La ricerca di pace si giustifica in sé e farla significa fermare la tragedia
martedì 10 maggio 2022

Gentile direttore,
scrivo a lei e, idealmente, a quanti condividono le sue idee sulla guerra accesa dall’invasione russa dell’Ucraina. Lei, qualche giorno fa, rispondendo a un altro lettore, ha precisato la posizione di Giuseppe Dossetti in merito all’Ungheria nel 1956. Non si dichiarò affatto favorevole all’aggressione russa, anche se affermò la sua equidistanza fra i due blocchi. Ecco, siamo ancora lì. Naturalmente fa male, molto male anche a me pensare alle sofferenze dei popoli in guerra. E ho grande stima soggettiva, mi creda, per lei e quanti condividono la sua visione contraria alla guerra.
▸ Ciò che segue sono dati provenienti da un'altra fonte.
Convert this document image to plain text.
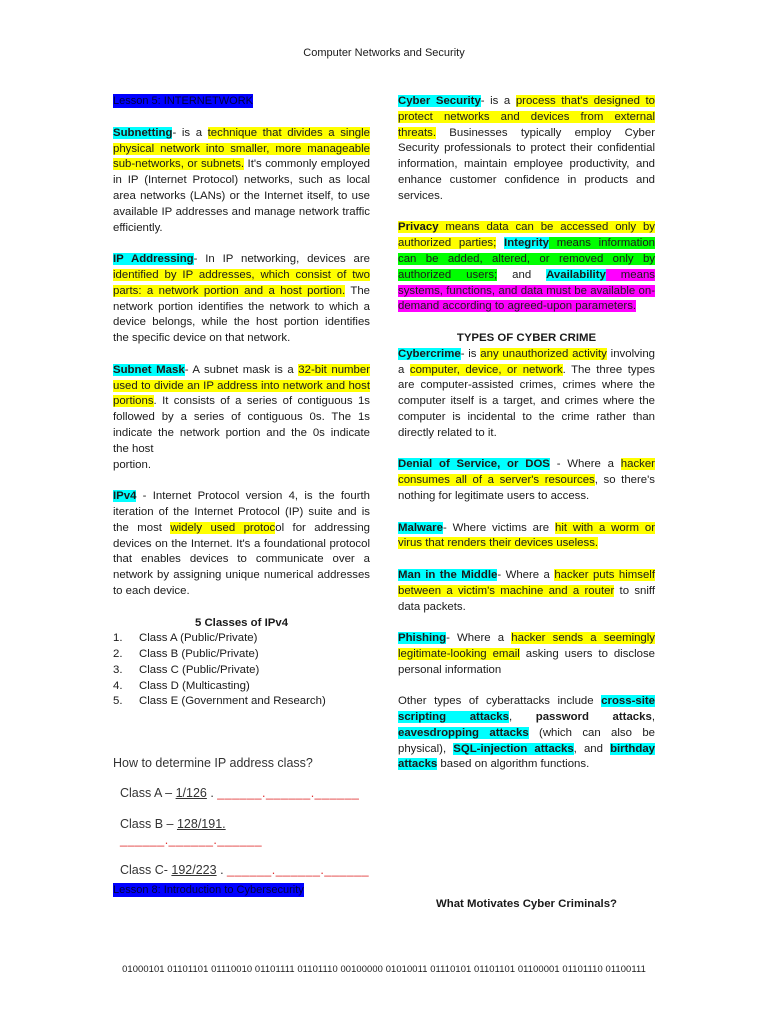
Computer Networks and Security

Lesson 5: INTERNETWORK

Subnetting- is a technique that divides a single physical network into smaller, more manageable sub-networks, or subnets. It's commonly employed in IP (Internet Protocol) networks, such as local area networks (LANs) or the Internet itself, to use available IP addresses and manage network traffic efficiently.

IP Addressing- In IP networking, devices are identified by IP addresses, which consist of two parts: a network portion and a host portion. The network portion identifies the network to which a device belongs, while the host portion identifies the specific device on that network.

Subnet Mask- A subnet mask is a 32-bit number used to divide an IP address into network and host portions. It consists of a series of contiguous 1s followed by a series of contiguous 0s. The 1s indicate the network portion and the 0s indicate the host
portion.

IPv4 - Internet Protocol version 4, is the fourth iteration of the Internet Protocol (IP) suite and is the most widely used protocol for addressing devices on the Internet. It's a foundational protocol that enables devices to communicate over a network by assigning unique numerical addresses to each device.

5 Classes of IPv4
1. Class A (Public/Private)
2. Class B (Public/Private)
3. Class C (Public/Private)
4. Class D (Multicasting)
5. Class E (Government and Research)
How to determine IP address class?
Class A – 1/126 . ______.______.______
Class B – 128/191. ______.______.______
Class C- 192/223 . ______.______.______
Lesson 8: Introduction to Cybersecurity

Cyber Security- is a process that's designed to protect networks and devices from external threats. Businesses typically employ Cyber Security professionals to protect their confidential information, maintain employee productivity, and enhance customer confidence in products and services.

Privacy means data can be accessed only by authorized parties; Integrity means information can be added, altered, or removed only by authorized users; and Availability means systems, functions, and data must be available on-demand according to agreed-upon parameters.

TYPES OF CYBER CRIME

Cybercrime- is any unauthorized activity involving a computer, device, or network. The three types are computer-assisted crimes, crimes where the computer itself is a target, and crimes where the computer is incidental to the crime rather than directly related to it.

Denial of Service, or DOS - Where a hacker consumes all of a server's resources, so there's nothing for legitimate users to access.

Malware- Where victims are hit with a worm or virus that renders their devices useless.

Man in the Middle- Where a hacker puts himself between a victim's machine and a router to sniff data packets.

Phishing- Where a hacker sends a seemingly legitimate-looking email asking users to disclose personal information

Other types of cyberattacks include cross-site scripting attacks, password attacks, eavesdropping attacks (which can also be physical), SQL-injection attacks, and birthday attacks based on algorithm functions.

What Motivates Cyber Criminals?
01000101 01101101 01110010 01101111 01101110 00100000 01010011 01110101 01101101 01100001 01101110 01100111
Vi considero molto diversi dalle minoranze dipendenti da ideologia o economia (affari), eppure purtroppo convergenti verso lo stesso obiettivo: l’indebolimento e forse la distruzione della libertà e della democrazie, le sole che permettono tante dimostrazioni per la pace. Noto infine che il Papa non si è pronunciato sulla questione dell’invio di armi all’Ucraina. Lei sì. Ma lei non vuole (o non può) dire apertamente che è favorevole ad accontentare Putin. Lei non vuole (o non può) per ora dire apertamente che il rischio nucleare giustifica la ricerca della pace a ogni costo.

Giuseppe Pachera


Io credo, gentile amico, che la ricerca della pace si giustifica in sé. E dico che il rischio nucleare ha cancellato qualsiasi legittimazione morale della guerra, se mai, continuo a ripetere, ce n’è davvero stata una di giustificazione. So anche, alla scuola di Giovanni XXIII, che la vera pace si regge su quattro gambe: libertà, giustizia, verità e amore. E continuo a constatare che le ultime due, verità e amore, da troppi (e da quasi tutti i potenti, anche quelli dalle parti “giuste”) non sono considerate affatto essenziali, e invece lo sono tanto quanto le prime due, libertà e giustizia. So anche che prima o poi Putin e Zelensky tratteranno, e il loro tavolo sarà piazzato sulla montagna di dolore, di odio e di morti provocati dall’invasione russa del 24 febbraio scorso e dal conflitto lasciato divampare per più di 3mila giorni nel Donbass. Non capisco e non giustifico chi non li ha accompagnati alla trattativa prima del massacro di cui l’aggressore porta la responsabilità immensamente più pesante, ma a cui tutti contribuiscono. Quanto all’accontentare: se sarà pace, si accontenteranno le due parti, Mosca e Kiev. Dunque, pure Putin. Se non si accontenteranno, sarà ancor più tragedia per i popoli coinvolti e per noi tutti.